Bei der Montage gab es ein bisschen Ärger. Einige Fenster waren schief montiert, was man auch mit bloßem Auge sah. Da mussten die beiden Monteure noch einmal ran. Sie waren davon natürlich nicht begeistert und zeigten mir mit einer ihrer neu gekauften Wasserwaagen das Gegenteil. Hm, mein Augenmaß und auch meine Wasserwaage waren da ganz anderer Meinung. Ich machte dann mit ihrer Wasserwaage eine Umschlagmessung. Das Teil war Schrott und die Beiden auf einmal ganz ruhig.  Auf 80cm gab es einen Zentimeter Unterschied!  Beim nächsten Besuch im Epicenter, dem größten Baumarkt in Tscherkassy habe ich dann mal verschiedene Wasserwaagen getestet – alle aus dem unteren Preissegment waren Schrott. Soviel zur Qualität »Made in China«… Und das wird generell immer schlimmer hier. Fehlende Kontrollen beim Import und die Abwesenheit eines wirksamen Verbraucherschutzsystems spürt man immer mehr. Nicht nur im Handwerk. Aber das nehme ich mir mal als separates Thema vor.

Zusatzinfos Dach

Interessant ist das Dachblech. Wie man im Video und auf dem Bild rechts sieht, sind das unterschiedlich lange Bahnen. In Tscherkassy gibt es eine Firma, welche diese auf Wunschmaß direkt herstellt. Mit den Dachmaßen geht man dort ins Büro, am PC wird mit einem Spezialprogramm das Dach berechnet. Man kann aus einem großen Sortiment Farben und auch aus verschiedenen Formen wählen. Aus großen Rollen Blech werden dann die Bahnen in der jeweiligen Form gepresst und geschnitten. Von der Bestellung bis Lieferung dauerte es eine Woche, da war ich doch sehr erstaunt.

Nachteil an unserer gewählten Form war, dass die Bleche nur in einer Richtung verwendet werden können und durch die Dachform somit sehr viel Abfall entstand. Das war mir aber erst nach Montage bewusst, sonst hätte ich ein einfaches Trapezblech gewählt. Die ganzen Dacharbeiten haben uns inklusive Material und Arbeitslohn 56 000 UAH gekostet, das entspricht 1750 Euro – da kann man nicht meckern.
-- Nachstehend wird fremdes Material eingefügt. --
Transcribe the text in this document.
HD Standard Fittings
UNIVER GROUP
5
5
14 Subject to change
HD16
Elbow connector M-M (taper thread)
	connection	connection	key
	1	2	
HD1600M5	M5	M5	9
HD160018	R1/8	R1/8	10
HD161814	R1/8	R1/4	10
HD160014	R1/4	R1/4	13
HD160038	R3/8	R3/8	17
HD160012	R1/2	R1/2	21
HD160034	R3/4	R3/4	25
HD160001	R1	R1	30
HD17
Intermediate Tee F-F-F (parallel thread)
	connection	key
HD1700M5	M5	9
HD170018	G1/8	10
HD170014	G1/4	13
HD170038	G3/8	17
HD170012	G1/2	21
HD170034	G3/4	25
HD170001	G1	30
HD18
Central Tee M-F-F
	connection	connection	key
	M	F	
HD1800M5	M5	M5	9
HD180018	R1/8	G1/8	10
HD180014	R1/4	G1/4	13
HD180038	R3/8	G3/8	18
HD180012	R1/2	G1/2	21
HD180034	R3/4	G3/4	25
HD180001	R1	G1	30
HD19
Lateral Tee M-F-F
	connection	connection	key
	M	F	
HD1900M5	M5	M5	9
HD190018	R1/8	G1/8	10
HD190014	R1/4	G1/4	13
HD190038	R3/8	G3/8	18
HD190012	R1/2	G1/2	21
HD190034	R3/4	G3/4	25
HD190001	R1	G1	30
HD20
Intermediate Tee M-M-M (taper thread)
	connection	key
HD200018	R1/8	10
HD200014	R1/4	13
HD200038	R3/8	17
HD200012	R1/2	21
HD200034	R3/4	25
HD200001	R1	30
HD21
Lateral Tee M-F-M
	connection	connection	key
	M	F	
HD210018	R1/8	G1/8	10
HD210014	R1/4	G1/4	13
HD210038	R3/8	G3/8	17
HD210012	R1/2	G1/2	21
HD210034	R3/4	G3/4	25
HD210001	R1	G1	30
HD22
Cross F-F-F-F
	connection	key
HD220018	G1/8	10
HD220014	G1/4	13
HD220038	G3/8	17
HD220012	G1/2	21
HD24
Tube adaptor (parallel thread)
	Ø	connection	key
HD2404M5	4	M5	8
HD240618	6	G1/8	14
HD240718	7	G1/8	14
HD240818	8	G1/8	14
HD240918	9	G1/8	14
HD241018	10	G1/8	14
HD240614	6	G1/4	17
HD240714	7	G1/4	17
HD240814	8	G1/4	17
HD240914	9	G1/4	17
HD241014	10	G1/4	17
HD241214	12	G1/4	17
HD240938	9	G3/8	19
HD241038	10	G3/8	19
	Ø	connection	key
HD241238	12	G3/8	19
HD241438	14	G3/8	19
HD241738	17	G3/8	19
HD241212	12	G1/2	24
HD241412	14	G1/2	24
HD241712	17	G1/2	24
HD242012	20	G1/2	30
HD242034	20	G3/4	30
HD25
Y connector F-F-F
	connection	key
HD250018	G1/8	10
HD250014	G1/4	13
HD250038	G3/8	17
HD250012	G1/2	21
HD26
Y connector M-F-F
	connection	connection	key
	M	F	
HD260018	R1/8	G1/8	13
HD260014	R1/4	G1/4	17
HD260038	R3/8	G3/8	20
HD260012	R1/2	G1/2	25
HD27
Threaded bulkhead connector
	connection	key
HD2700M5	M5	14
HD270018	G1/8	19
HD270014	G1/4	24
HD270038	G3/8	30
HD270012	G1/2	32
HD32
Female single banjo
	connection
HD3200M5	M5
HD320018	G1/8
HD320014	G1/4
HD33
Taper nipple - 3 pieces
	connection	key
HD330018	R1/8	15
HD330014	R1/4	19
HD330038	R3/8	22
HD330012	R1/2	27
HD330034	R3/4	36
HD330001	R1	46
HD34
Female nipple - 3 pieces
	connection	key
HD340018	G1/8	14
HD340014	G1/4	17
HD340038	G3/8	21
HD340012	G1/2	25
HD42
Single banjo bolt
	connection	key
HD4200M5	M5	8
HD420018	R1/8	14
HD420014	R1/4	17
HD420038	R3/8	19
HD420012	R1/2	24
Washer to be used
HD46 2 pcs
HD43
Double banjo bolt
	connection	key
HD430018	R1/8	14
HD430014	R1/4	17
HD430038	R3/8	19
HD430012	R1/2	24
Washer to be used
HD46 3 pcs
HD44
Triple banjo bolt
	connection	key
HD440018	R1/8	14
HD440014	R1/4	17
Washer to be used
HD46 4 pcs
Ich muss aber anmerken, dass die Preise für Material und Arbeitslohn aktuell fast monatlich steigen. Wir hatten das schon gemerkt zwischen erster Anfrage und der Bestellung einen Monat später. Da stieg der Quadratmeterpreis um 20 UAH, ca. 80 Cent. Und erst kürzlich hat in unserer Straße einer sein Dach in derselben Art erneuern lassen. Die Dachfläche ist zwar etwas größer, aber ich habe schon gestaunt, dass es 100 000 UAH gekostet haben soll.